Transworld Magazine R.I.P. We were all deeply saddened to hear about the demise of Transworld magazine…
We were all deeply saddened to hear about the demise of Transworld magazine. This institution no longer existing in a print format is another kick in the teeth for our culture. Magazines have always been the beating heart of skateboarding, our connection to the scene, each other, other countries and never ending progression. Transworld was all of that, a consistent voice, another window into the most beautiful worlds. Above is Paul Sunman on the cover in 1985, shot by Dobie Campbell. This was two years after the magazine started and a year before Paul founded Slam City Skates. It’s a cover forever impressed on the back of our eyelids, one deeply intertwined with our history as a London shop.

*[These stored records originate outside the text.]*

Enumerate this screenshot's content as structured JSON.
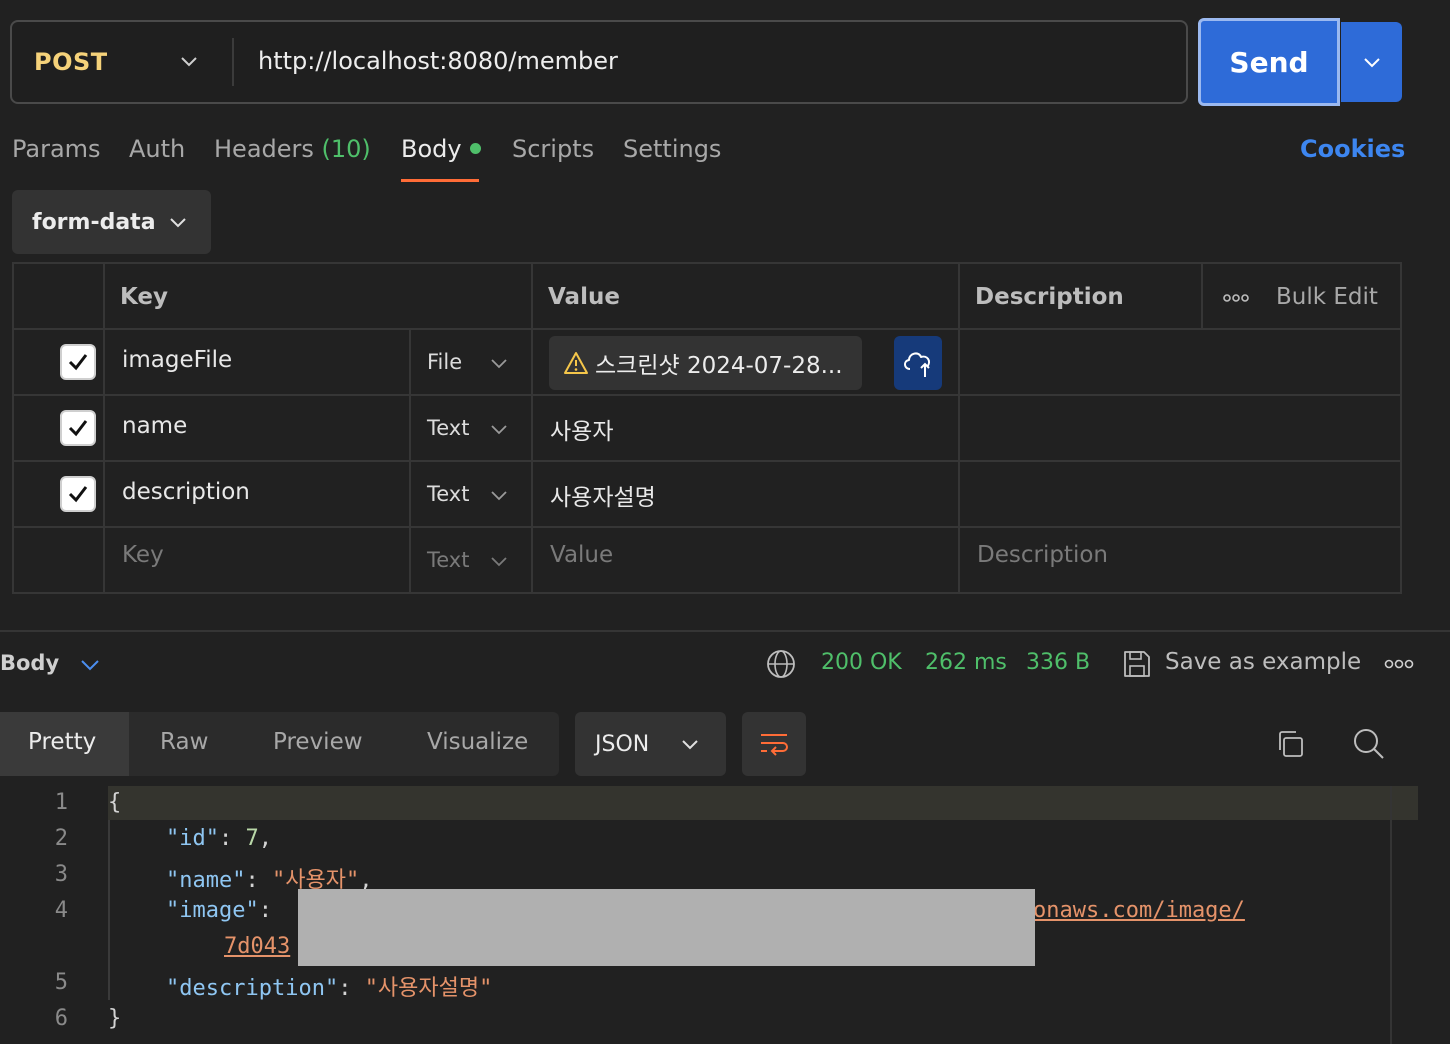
{
  "request": {
    "method": "POST",
    "url": "http://localhost:8080/member",
    "send_label": "Send"
  },
  "tabs": {
    "params": "Params",
    "auth": "Auth",
    "headers": "Headers",
    "headers_count": "(10)",
    "body": "Body",
    "scripts": "Scripts",
    "settings": "Settings",
    "cookies": "Cookies"
  },
  "body_mode": "form-data",
  "table": {
    "headers": {
      "key": "Key",
      "value": "Value",
      "description": "Description",
      "bulk_edit": "Bulk Edit"
    },
    "rows": [
      {
        "key": "imageFile",
        "type": "File",
        "value": "스크린샷 2024-07-28...",
        "checked": true
      },
      {
        "key": "name",
        "type": "Text",
        "value": "사용자",
        "checked": true
      },
      {
        "key": "description",
        "type": "Text",
        "value": "사용자설명",
        "checked": true
      }
    ],
    "placeholder": {
      "key": "Key",
      "type": "Text",
      "value": "Value",
      "description": "Description"
    }
  },
  "response": {
    "section_label": "Body",
    "status": "200 OK",
    "time": "262 ms",
    "size": "336 B",
    "save_example": "Save as example",
    "views": [
      "Pretty",
      "Raw",
      "Preview",
      "Visualize"
    ],
    "format": "JSON",
    "code": {
      "line_numbers": [
        "1",
        "2",
        "3",
        "4",
        "5",
        "6"
      ],
      "open_brace": "{",
      "close_brace": "}",
      "id_key": "\"id\"",
      "id_value": "7",
      "name_key": "\"name\"",
      "name_value": "\"사용자\"",
      "image_key": "\"image\"",
      "image_value_tail": "onaws.com/image/",
      "image_value_cont": "7d043",
      "description_key": "\"description\"",
      "description_value": "\"사용자설명\""
    }
  },
  "colors": {
    "accent_orange": "#ff6c37",
    "send_blue": "#2e6bd8",
    "status_green": "#4fbf6a",
    "method_yellow": "#f5d27a"
  }
}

Here at Slam, we are all for the brave new world we exist in and adapting to make the most of it in an excited way. Less “get busy living or get busy dying”, more what can we do with “those wonderful toys”. Modern technology is amazing, you’re reading this and it has been published but it comes with a price and that is part of our shared history no longer being there to be leafed through on shop counters worldwide. We clearly remember the day DVD’s replaced VHS tapes and the physical space that technological advance left. I think we will all feel the literal dent of yet another publication missing from the rack or waiting for us on the doormat.
New magazine day would always coincide with a whole lot of other products arriving at the shop. Regardless of the delivery volume, boxes would stay put while we all soaked in the new issue before embarking on the task in hand, calm in the midst of chaos. It was an event this tome arriving, a feeling, and sadly one future generations won’t get to revel in like we did. Glancing at certain mags can conjure up a whole time, a well of memories. Here is a beautiful selection of covers from the Dear Skating archives (click to enlarge and scroll) …

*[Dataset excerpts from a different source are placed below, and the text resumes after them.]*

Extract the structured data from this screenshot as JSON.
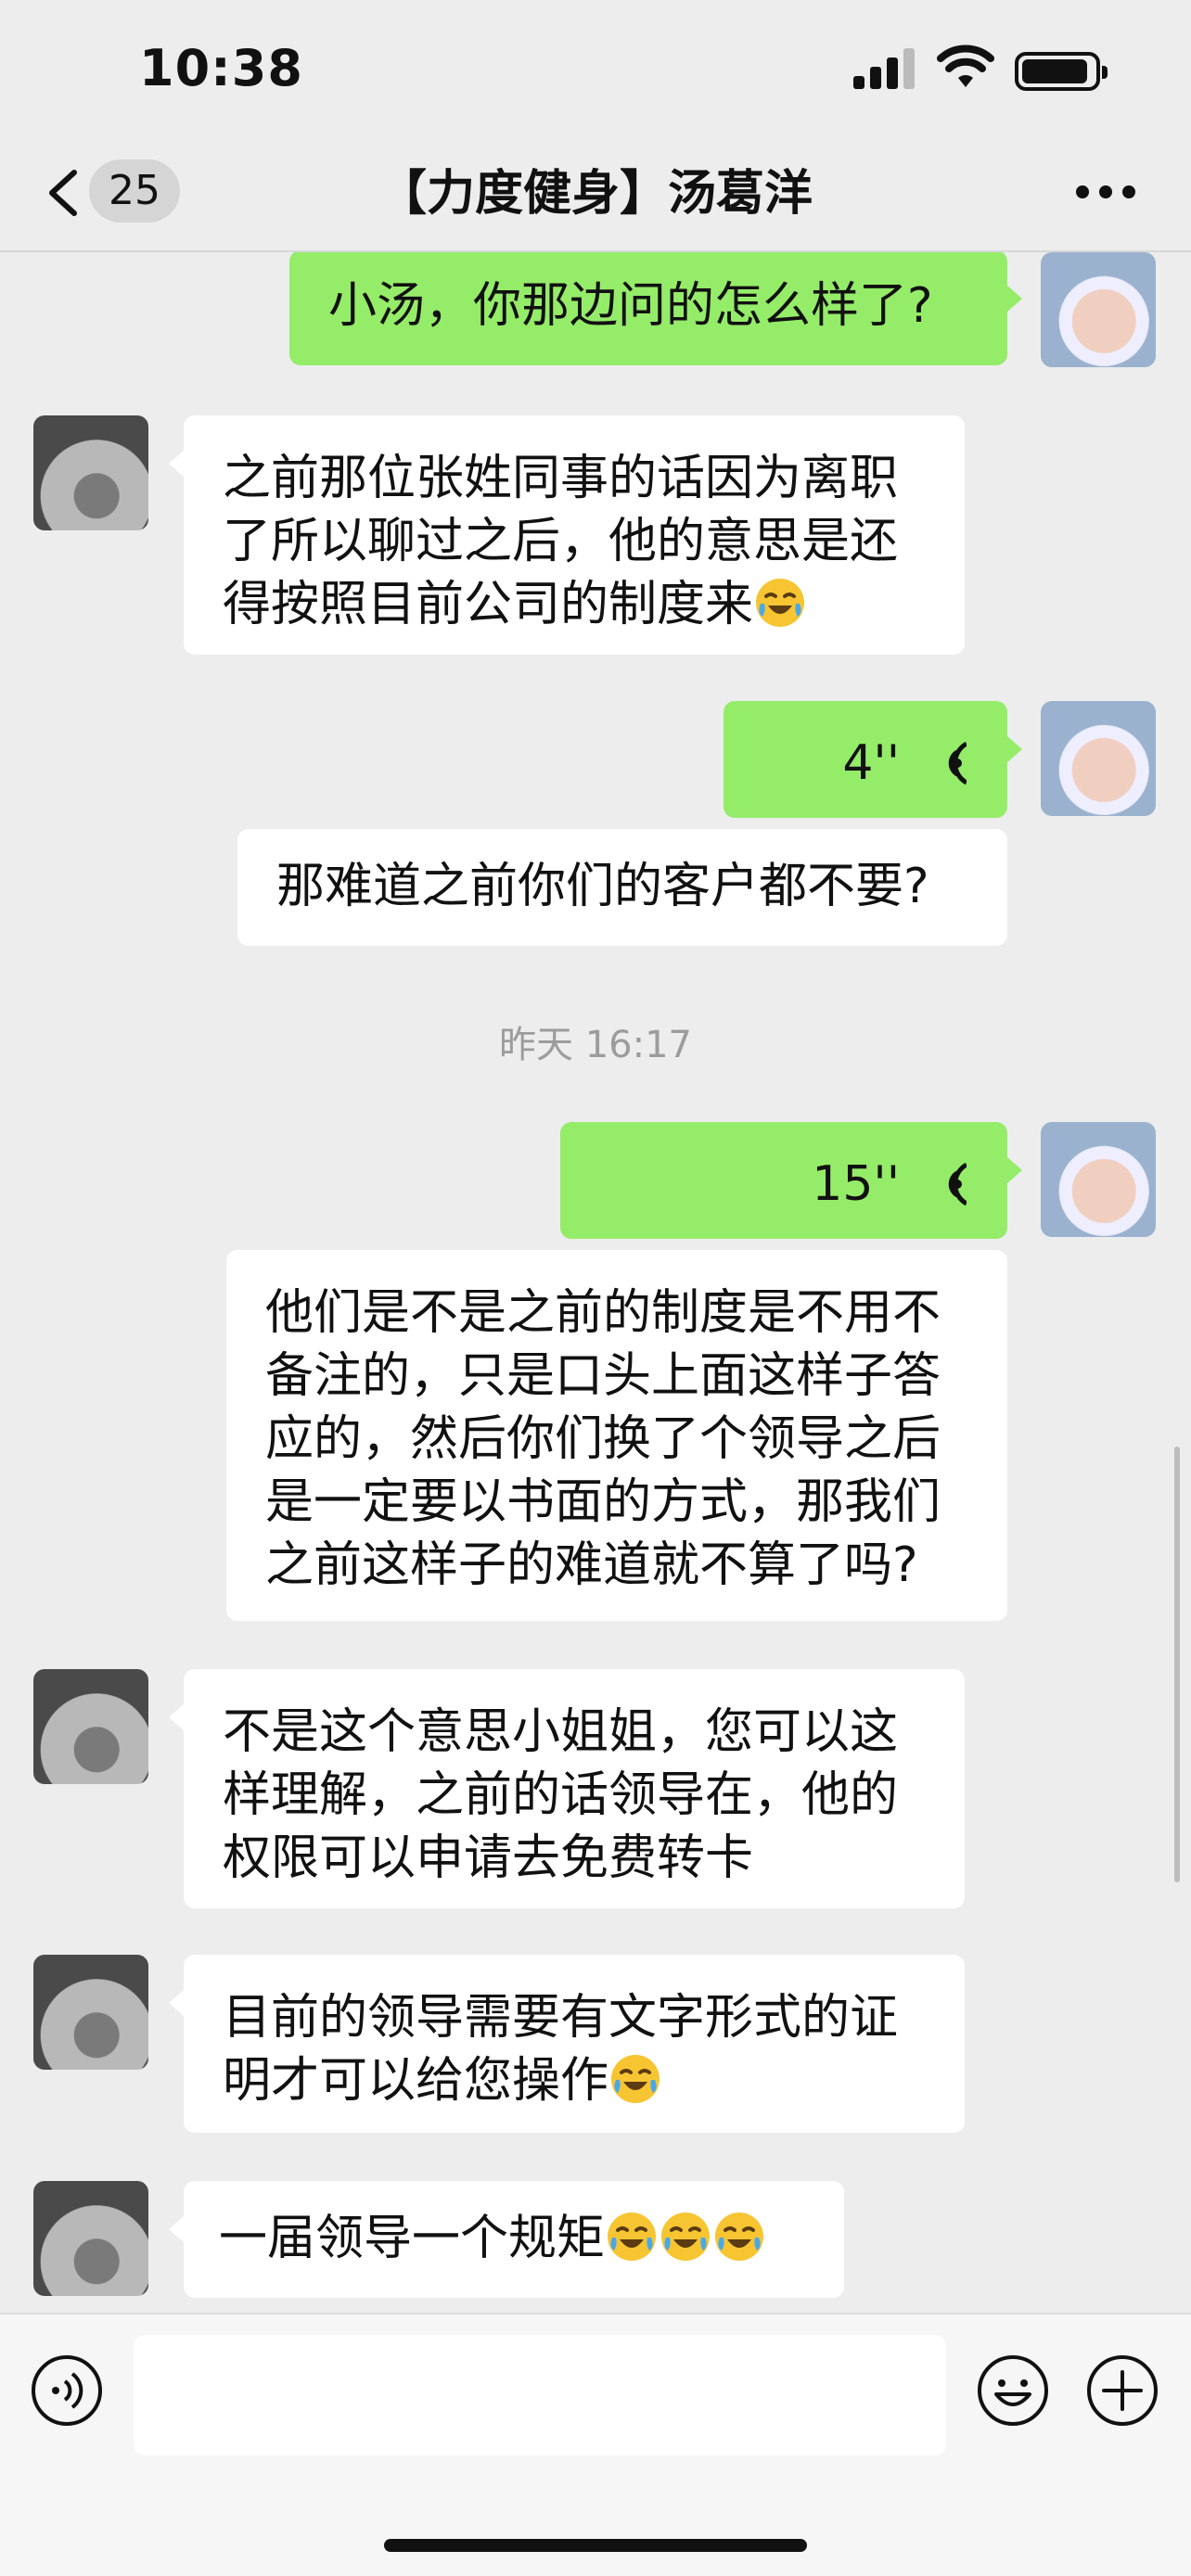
{
  "status_bar": {
    "time": "10:38",
    "battery_level": 0.85
  },
  "nav": {
    "back_icon": "chevron-left-icon",
    "unread_count": "25",
    "title": "【力度健身】汤葛洋",
    "more_icon": "more-dots-icon"
  },
  "messages": [
    {
      "side": "right",
      "type": "text",
      "text": "小汤，你那边问的怎么样了?"
    },
    {
      "side": "left",
      "type": "text",
      "text": "之前那位张姓同事的话因为离职了所以聊过之后，他的意思是还得按照目前公司的制度来",
      "emoji": "laughing-crying-emoji"
    },
    {
      "side": "right",
      "type": "voice",
      "duration": "4''"
    },
    {
      "side": "right",
      "type": "text",
      "text": "那难道之前你们的客户都不要?"
    },
    {
      "side": "right",
      "type": "voice",
      "duration": "15''"
    },
    {
      "side": "right",
      "type": "text",
      "text": "他们是不是之前的制度是不用不备注的，只是口头上面这样子答应的，然后你们换了个领导之后是一定要以书面的方式，那我们之前这样子的难道就不算了吗?"
    },
    {
      "side": "left",
      "type": "text",
      "text": "不是这个意思小姐姐，您可以这样理解，之前的话领导在，他的权限可以申请去免费转卡"
    },
    {
      "side": "left",
      "type": "text",
      "text": "目前的领导需要有文字形式的证明才可以给您操作",
      "emoji": "laughing-crying-emoji"
    },
    {
      "side": "left",
      "type": "text",
      "text": "一届领导一个规矩",
      "emoji_count": 3
    }
  ],
  "timestamp": "昨天 16:17",
  "input_bar": {
    "voice_icon": "voice-input-icon",
    "text_value": "",
    "emoji_icon": "smiley-icon",
    "plus_icon": "add-icon"
  },
  "colors": {
    "self_bubble": "#95ec69",
    "other_bubble": "#ffffff",
    "background": "#ededed"
  }
}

Somehow nothing I will ever read or look at on a computer screen will be as evocative as on the printed page and I know that sentiment is echoed by skateboarders globally. Print is not dead but now one of the blueprints of how a skateboard magazine should be done is. Our love and thanks go out to everyone who made Transworld what it is at any point in time. Nothing that could be penned here will be quite as poetic as the Quartersnacks tribute to the Last Words feature, one of the best interview formats of all time, which encapsulates why TWS was so amazing.